Déchargement de matériaux autrefois dans le port de Plobsheim

Dans le port de Plobsheim, le «Làdstàtt», des matériaux de construction étaient déchargés : briques, tuiles et ciment. Des engrais comme la potasse d’Alsace, les scories de Lorraine, du salpêtre du Chili, du lisier venant des cuves de rétention de Strasbourg avant la mise en place des stations d’épuration. Les agriculteurs éva­cuaient ce purin avec leur tonne en bois d’une contenance de 1500 litres.

Un avis de la poste indiquait l’arrivée de la péniche et son départ à vide. Les marchandises étaient dans le port pusi chargées dans des charrettes par les agriculteurs mandatés par les personnes concernées par les marchandises. Des volontaires donnaient un coup de main pour que le déchargement soit réalisé dans les plus brefs délais.

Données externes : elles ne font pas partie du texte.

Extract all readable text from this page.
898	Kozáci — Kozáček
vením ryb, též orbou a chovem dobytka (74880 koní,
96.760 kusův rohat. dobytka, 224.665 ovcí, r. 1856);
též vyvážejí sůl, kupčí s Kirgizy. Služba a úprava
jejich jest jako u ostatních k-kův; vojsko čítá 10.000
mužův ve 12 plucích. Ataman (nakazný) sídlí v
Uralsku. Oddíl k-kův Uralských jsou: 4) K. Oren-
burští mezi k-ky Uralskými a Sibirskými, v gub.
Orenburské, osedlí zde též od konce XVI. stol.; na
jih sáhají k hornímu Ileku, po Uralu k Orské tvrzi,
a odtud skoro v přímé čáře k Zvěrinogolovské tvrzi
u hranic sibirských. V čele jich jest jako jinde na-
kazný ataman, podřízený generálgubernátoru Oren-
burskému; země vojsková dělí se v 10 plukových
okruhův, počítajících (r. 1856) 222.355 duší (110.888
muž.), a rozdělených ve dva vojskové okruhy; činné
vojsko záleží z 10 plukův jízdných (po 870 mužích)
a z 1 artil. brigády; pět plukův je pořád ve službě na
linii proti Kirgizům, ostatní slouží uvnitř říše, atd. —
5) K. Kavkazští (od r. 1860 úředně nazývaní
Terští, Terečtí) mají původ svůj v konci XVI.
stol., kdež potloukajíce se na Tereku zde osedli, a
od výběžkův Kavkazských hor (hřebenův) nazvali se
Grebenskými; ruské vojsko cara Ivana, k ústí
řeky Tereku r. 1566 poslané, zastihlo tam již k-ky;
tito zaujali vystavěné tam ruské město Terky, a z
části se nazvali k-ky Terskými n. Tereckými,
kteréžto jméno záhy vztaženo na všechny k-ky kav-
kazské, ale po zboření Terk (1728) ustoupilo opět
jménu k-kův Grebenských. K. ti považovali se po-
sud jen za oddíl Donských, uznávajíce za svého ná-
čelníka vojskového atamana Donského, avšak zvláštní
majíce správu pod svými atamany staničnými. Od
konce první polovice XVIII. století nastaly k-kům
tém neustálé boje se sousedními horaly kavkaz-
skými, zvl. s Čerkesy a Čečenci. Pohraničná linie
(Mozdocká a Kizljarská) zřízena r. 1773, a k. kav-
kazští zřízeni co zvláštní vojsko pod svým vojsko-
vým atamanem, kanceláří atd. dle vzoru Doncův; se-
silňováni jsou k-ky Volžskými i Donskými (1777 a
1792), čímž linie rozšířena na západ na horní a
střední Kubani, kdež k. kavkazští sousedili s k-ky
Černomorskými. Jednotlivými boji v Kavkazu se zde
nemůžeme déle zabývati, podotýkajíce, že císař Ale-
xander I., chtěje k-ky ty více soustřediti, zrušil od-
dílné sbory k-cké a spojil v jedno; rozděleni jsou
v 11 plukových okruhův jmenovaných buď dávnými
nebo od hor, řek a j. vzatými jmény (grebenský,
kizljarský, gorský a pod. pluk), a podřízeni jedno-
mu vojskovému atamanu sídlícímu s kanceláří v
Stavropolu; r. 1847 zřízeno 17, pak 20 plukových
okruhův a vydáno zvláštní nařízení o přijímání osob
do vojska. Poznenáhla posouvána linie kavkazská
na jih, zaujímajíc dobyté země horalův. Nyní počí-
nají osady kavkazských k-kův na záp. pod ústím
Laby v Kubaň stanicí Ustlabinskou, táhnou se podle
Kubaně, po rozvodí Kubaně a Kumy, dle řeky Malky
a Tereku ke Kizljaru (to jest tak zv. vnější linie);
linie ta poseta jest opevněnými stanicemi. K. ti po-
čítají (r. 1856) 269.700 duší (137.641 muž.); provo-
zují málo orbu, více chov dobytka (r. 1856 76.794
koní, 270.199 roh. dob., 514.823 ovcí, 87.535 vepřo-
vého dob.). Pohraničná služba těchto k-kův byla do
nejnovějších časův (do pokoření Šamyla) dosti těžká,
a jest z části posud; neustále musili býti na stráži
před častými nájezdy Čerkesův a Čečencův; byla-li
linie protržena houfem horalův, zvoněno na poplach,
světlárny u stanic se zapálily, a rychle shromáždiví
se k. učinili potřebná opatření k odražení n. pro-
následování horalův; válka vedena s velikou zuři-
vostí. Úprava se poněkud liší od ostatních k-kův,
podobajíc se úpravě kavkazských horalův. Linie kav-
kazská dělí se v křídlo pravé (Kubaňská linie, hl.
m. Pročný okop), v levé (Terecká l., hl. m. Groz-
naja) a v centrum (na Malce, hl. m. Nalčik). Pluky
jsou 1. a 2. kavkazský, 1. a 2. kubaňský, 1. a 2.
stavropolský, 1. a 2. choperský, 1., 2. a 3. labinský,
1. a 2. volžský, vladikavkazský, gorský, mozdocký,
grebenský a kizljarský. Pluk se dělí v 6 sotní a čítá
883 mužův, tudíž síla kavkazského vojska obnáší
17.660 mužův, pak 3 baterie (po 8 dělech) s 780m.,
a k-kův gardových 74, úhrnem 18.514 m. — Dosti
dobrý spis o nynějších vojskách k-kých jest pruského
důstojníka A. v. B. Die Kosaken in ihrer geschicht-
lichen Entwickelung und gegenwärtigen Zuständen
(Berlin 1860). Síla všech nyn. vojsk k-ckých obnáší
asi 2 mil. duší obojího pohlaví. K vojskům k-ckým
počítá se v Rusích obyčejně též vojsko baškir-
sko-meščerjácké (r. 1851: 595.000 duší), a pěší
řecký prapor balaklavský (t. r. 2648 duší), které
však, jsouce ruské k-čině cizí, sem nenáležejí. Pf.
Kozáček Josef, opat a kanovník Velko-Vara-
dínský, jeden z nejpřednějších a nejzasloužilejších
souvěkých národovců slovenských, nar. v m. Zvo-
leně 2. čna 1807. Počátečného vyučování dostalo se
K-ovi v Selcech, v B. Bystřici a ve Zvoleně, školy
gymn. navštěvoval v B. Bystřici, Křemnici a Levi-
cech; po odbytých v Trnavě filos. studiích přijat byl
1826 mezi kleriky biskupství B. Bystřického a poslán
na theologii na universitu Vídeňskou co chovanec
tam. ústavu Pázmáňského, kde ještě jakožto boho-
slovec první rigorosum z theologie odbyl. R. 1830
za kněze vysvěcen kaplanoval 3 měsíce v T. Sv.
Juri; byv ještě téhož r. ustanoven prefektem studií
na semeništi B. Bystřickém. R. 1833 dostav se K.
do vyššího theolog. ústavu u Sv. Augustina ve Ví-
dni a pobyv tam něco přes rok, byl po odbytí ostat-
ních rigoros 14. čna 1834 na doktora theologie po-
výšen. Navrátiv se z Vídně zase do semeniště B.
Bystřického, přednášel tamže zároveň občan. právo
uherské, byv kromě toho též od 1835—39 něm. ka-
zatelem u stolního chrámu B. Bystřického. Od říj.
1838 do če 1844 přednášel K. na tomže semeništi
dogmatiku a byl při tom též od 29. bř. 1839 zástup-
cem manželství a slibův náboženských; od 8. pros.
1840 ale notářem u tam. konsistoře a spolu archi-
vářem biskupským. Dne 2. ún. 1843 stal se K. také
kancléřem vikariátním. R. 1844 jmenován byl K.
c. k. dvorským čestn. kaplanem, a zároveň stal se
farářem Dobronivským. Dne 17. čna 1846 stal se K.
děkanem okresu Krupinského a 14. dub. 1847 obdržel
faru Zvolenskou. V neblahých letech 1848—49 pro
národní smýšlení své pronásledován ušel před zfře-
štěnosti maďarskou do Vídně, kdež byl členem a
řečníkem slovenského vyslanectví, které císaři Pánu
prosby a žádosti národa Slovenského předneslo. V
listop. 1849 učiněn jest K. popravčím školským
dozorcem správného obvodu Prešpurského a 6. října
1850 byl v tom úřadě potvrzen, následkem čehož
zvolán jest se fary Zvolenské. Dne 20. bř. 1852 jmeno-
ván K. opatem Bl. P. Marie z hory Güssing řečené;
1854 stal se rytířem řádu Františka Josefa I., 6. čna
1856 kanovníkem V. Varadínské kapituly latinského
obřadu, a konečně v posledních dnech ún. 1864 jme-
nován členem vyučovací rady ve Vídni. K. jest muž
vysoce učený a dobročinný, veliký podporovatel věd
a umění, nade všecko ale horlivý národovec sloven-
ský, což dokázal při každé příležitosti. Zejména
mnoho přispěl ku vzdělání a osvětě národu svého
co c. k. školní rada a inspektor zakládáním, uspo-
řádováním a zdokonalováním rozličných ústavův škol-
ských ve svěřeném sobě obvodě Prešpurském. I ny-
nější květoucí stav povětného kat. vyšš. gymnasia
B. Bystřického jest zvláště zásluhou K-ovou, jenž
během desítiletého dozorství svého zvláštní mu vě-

Dans les années 60, la gravière du Langensand était exploitée par l’entre­prise Sablont. Des camions chargeaient le gravier et le déposaient dans le port. Le chargement sur les péniches se faisait le week-end avec deux grues, l’une venait d’Eschau et l’autre d’Obenheim. Plus tard un convoyeur fut installé. Son socle en béton est encore visible jusqu’aux récents travaux en 2021-22.

L'entretien du canal par les Voies Navigables de France (VNF)

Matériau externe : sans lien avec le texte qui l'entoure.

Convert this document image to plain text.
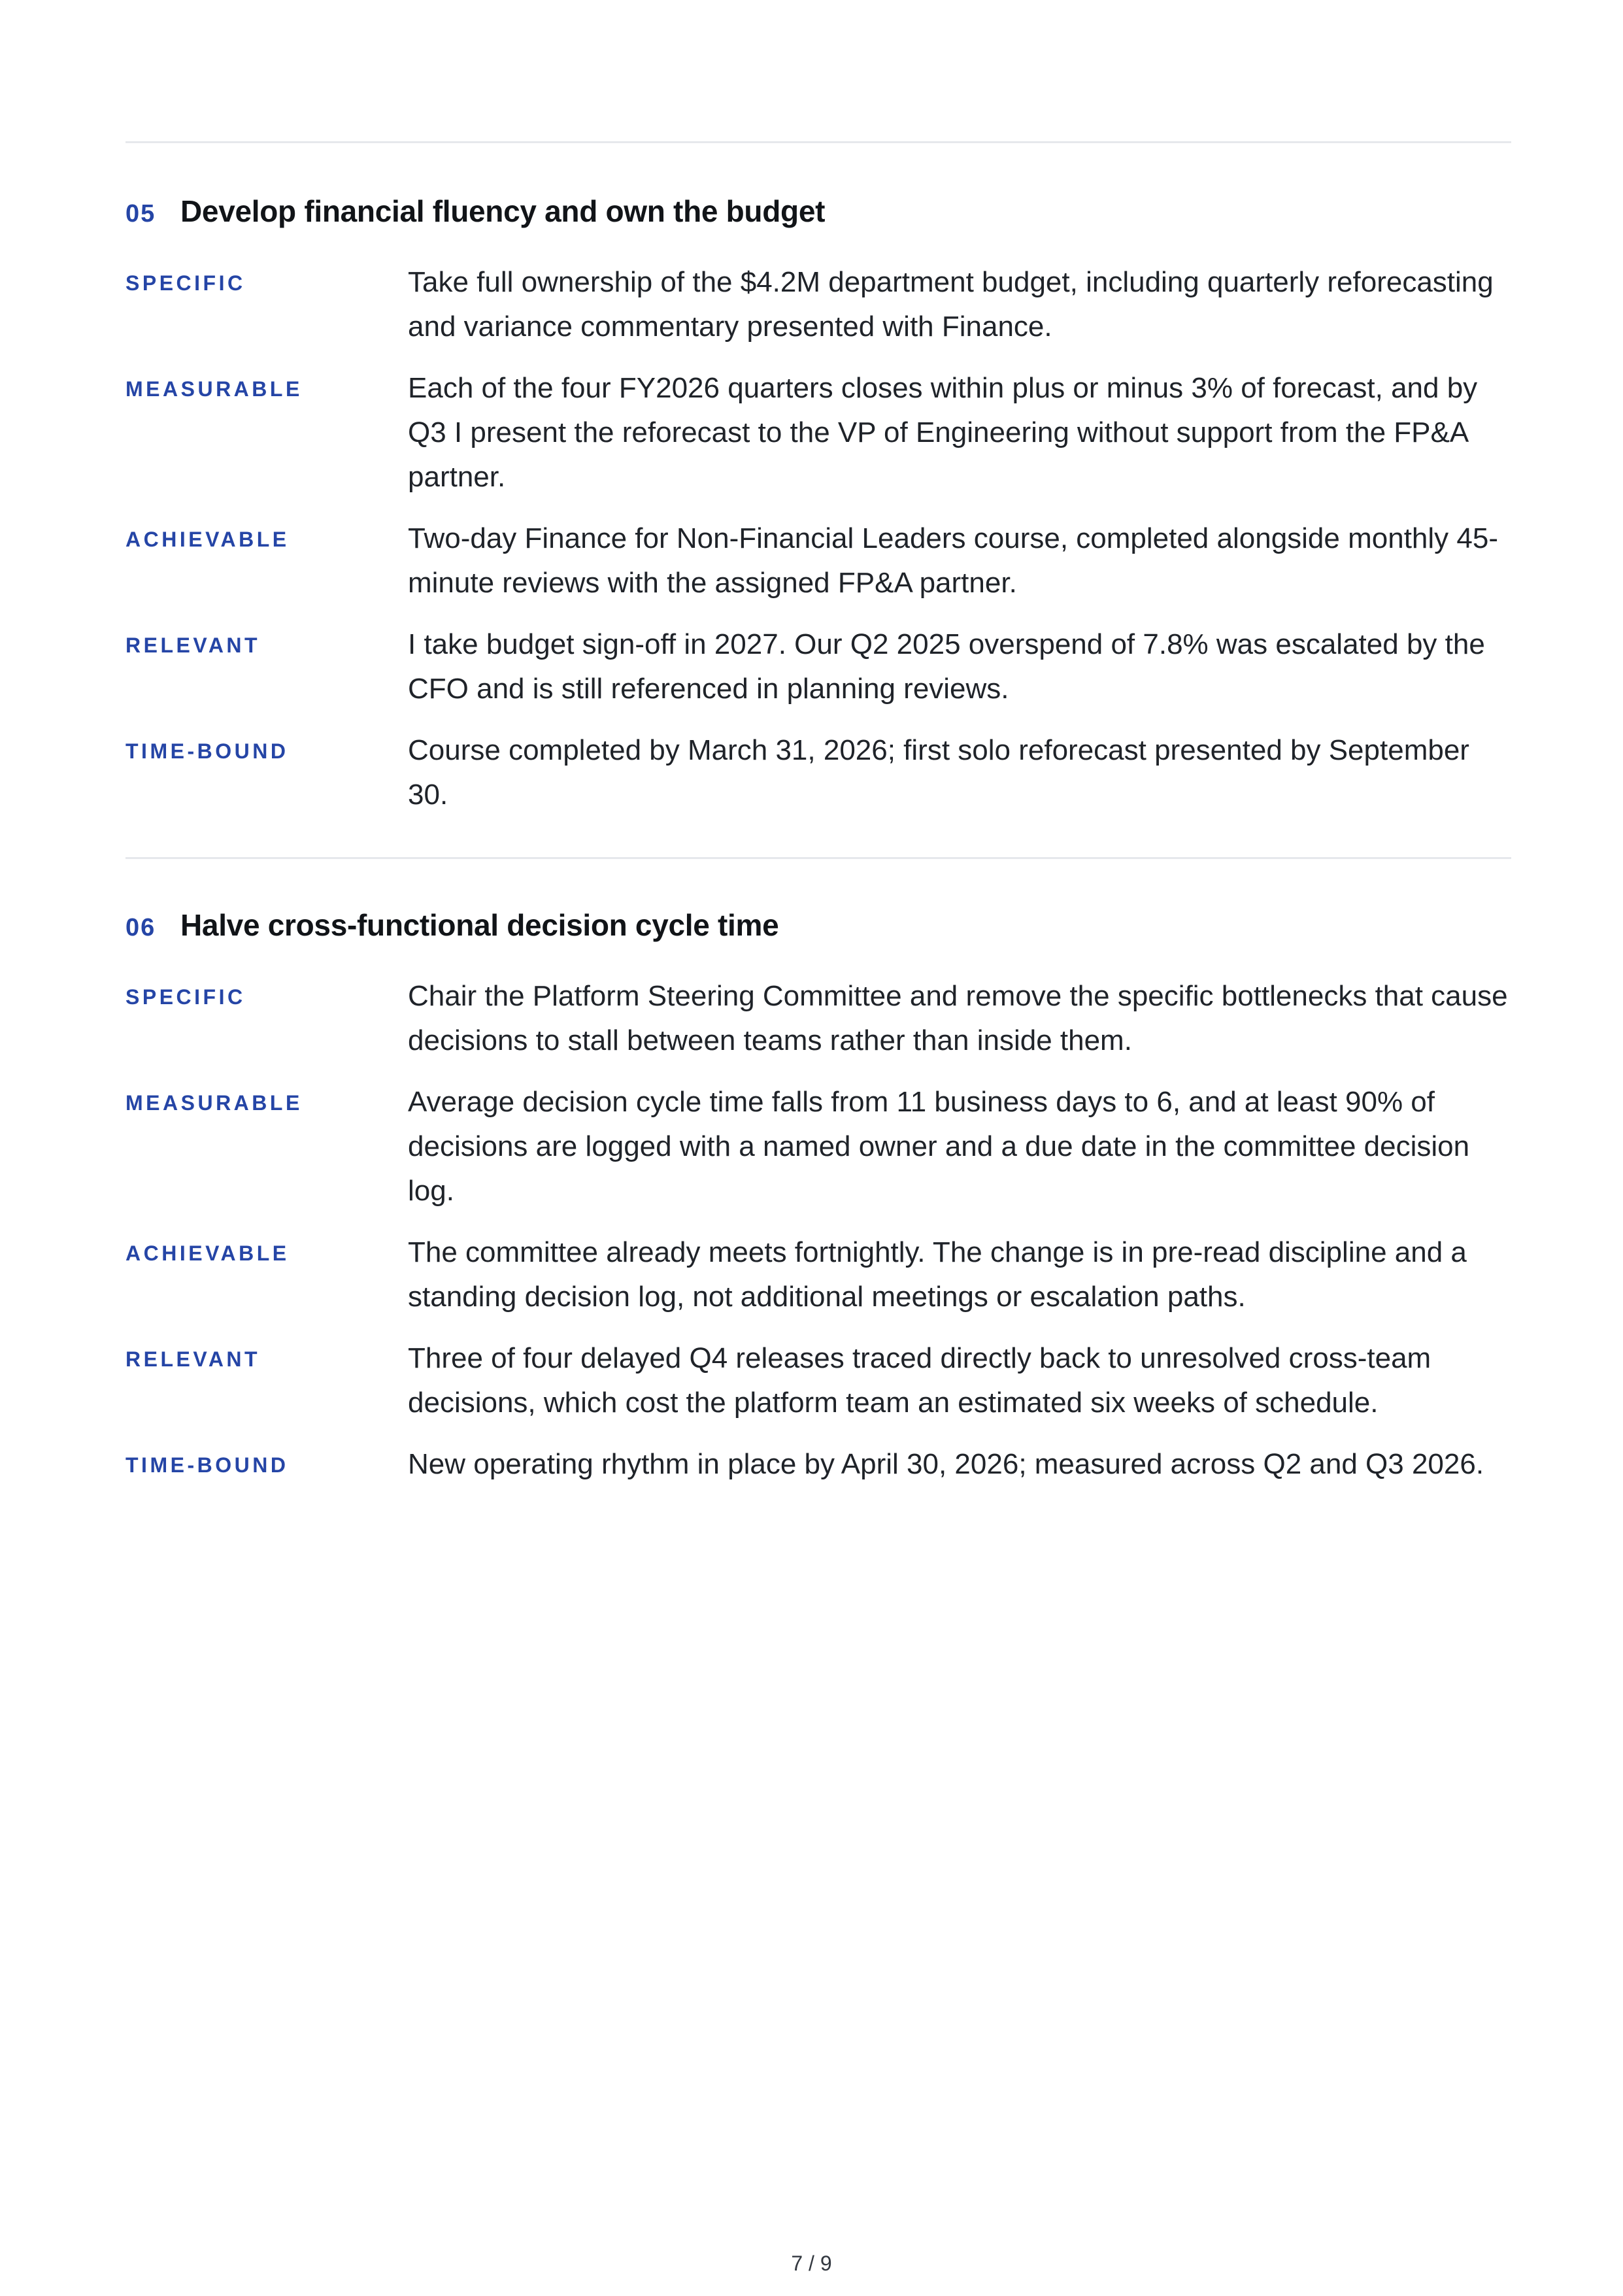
05 Develop financial fluency and own the budget
SPECIFIC	Take full ownership of the $4.2M department budget, including quarterly reforecasting and variance commentary presented with Finance.
MEASURABLE	Each of the four FY2026 quarters closes within plus or minus 3% of forecast, and by Q3 I present the reforecast to the VP of Engineering without support from the FP&A partner.
ACHIEVABLE	Two-day Finance for Non-Financial Leaders course, completed alongside monthly 45-minute reviews with the assigned FP&A partner.
RELEVANT	I take budget sign-off in 2027. Our Q2 2025 overspend of 7.8% was escalated by the CFO and is still referenced in planning reviews.
TIME-BOUND	Course completed by March 31, 2026; first solo reforecast presented by September 30.
06 Halve cross-functional decision cycle time
SPECIFIC	Chair the Platform Steering Committee and remove the specific bottlenecks that cause decisions to stall between teams rather than inside them.
MEASURABLE	Average decision cycle time falls from 11 business days to 6, and at least 90% of decisions are logged with a named owner and a due date in the committee decision log.
ACHIEVABLE	The committee already meets fortnightly. The change is in pre-read discipline and a standing decision log, not additional meetings or escalation paths.
RELEVANT	Three of four delayed Q4 releases traced directly back to unresolved cross-team decisions, which cost the platform team an estimated six weeks of schedule.
TIME-BOUND	New operating rhythm in place by April 30, 2026; measured across Q2 and Q3 2026.
7 / 9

L’équipe de maintenance de cette portion du canal a toujours encore son point d’attache à Erstein-Krafft. Elle entretient les chemins de halage et remplace les parties abîmées des écluses.

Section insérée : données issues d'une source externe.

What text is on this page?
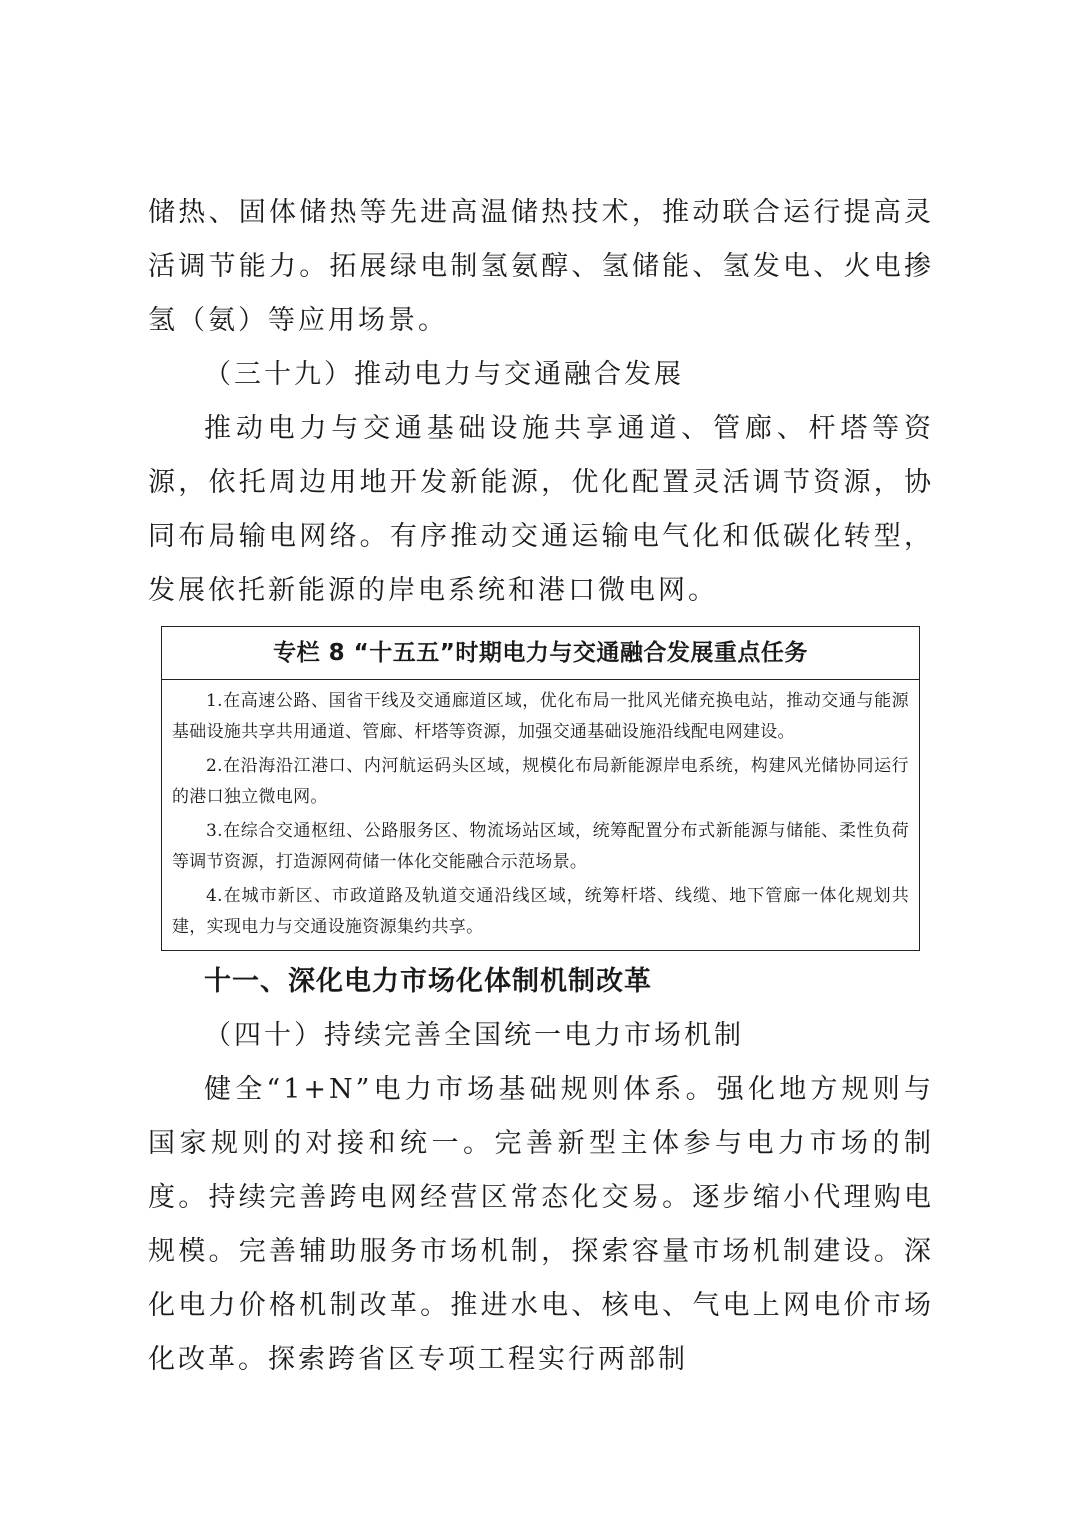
储热、固体储热等先进高温储热技术，推动联合运行提高灵活调节能力。拓展绿电制氢氨醇、氢储能、氢发电、火电掺氢（氨）等应用场景。

（三十九）推动电力与交通融合发展

推动电力与交通基础设施共享通道、管廊、杆塔等资源，依托周边用地开发新能源，优化配置灵活调节资源，协同布局输电网络。有序推动交通运输电气化和低碳化转型，发展依托新能源的岸电系统和港口微电网。

专栏 8 “十五五”时期电力与交通融合发展重点任务

1.在高速公路、国省干线及交通廊道区域，优化布局一批风光储充换电站，推动交通与能源基础设施共享共用通道、管廊、杆塔等资源，加强交通基础设施沿线配电网建设。

2.在沿海沿江港口、内河航运码头区域，规模化布局新能源岸电系统，构建风光储协同运行的港口独立微电网。

3.在综合交通枢纽、公路服务区、物流场站区域，统筹配置分布式新能源与储能、柔性负荷等调节资源，打造源网荷储一体化交能融合示范场景。

4.在城市新区、市政道路及轨道交通沿线区域，统筹杆塔、线缆、地下管廊一体化规划共建，实现电力与交通设施资源集约共享。

十一、深化电力市场化体制机制改革

（四十）持续完善全国统一电力市场机制

健全“1+N”电力市场基础规则体系。强化地方规则与国家规则的对接和统一。完善新型主体参与电力市场的制度。持续完善跨电网经营区常态化交易。逐步缩小代理购电规模。完善辅助服务市场机制，探索容量市场机制建设。深化电力价格机制改革。推进水电、核电、气电上网电价市场化改革。探索跨省区专项工程实行两部制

Dans le temps, on appelait ces employés « les Kànàlàrwèiter ». Leur petite péniche était tractée par eux -même à l’aide d’un harnais en cuir. C’était leur atelier. La cabine où ils entreposaient les outils servait d’abri en cas de mauvais temps et pour prendre leur repas de midi. Plusieurs ouvriers du canal étaient de Plobsheim. Les travaux de menuiserie étaient réalisés à Plobsheim. 

Le fauchage de l’herbe des deux berges était attribué par lots pour une modique somme d’argent à des particuliers pour faire leur foin.

Le canal a été vidangé plusieurs fois pour vérifier son état et procéder à des travaux. A ce moment là, l’association de pêche de Plobsheim assurait la prise des poissons pour les mettre dans les rivières et dans l’étang de pêche de la Niederau. Fin des années 60, Bernard Finck, pêcheur professionnel, dirigeait les opérations et Théodore Vetter mettait la camionnette de sa menuiserie à disposition pour transpor­ter les poissons dans de grandes bassines. Divers objets jetés volontairement dans le canal comme des seaux, des bassines métalliques, de vieux vélos étaient également sortis pendant l’opération de vidange.

Photos anciennes du canal

Autres activités liées au canal : les loisirs

L’endroit près du pont était très apprécié des pêcheurs de Plobsheim et des alentours. Leur longue canne en bambou se terminait par un flotteur de fabrication maison à partir de plumes d’oie. Ils pêchaient avec du blé ou du chènevis (graine de chanvre) cuits. Chacun avait sa propre recette. La pêche à la flottée était la meilleure méthode pour prendre les grands gardons (Wissarottle). A l’autre bout du port (Grasse Eck), les jeunes trou­vaient leur plaisir à attraper les gros gou­jons (Wùrschtgrasse), les petites carpes (Schniederkàrpfe) ou les perches soleil (Sònneberschi).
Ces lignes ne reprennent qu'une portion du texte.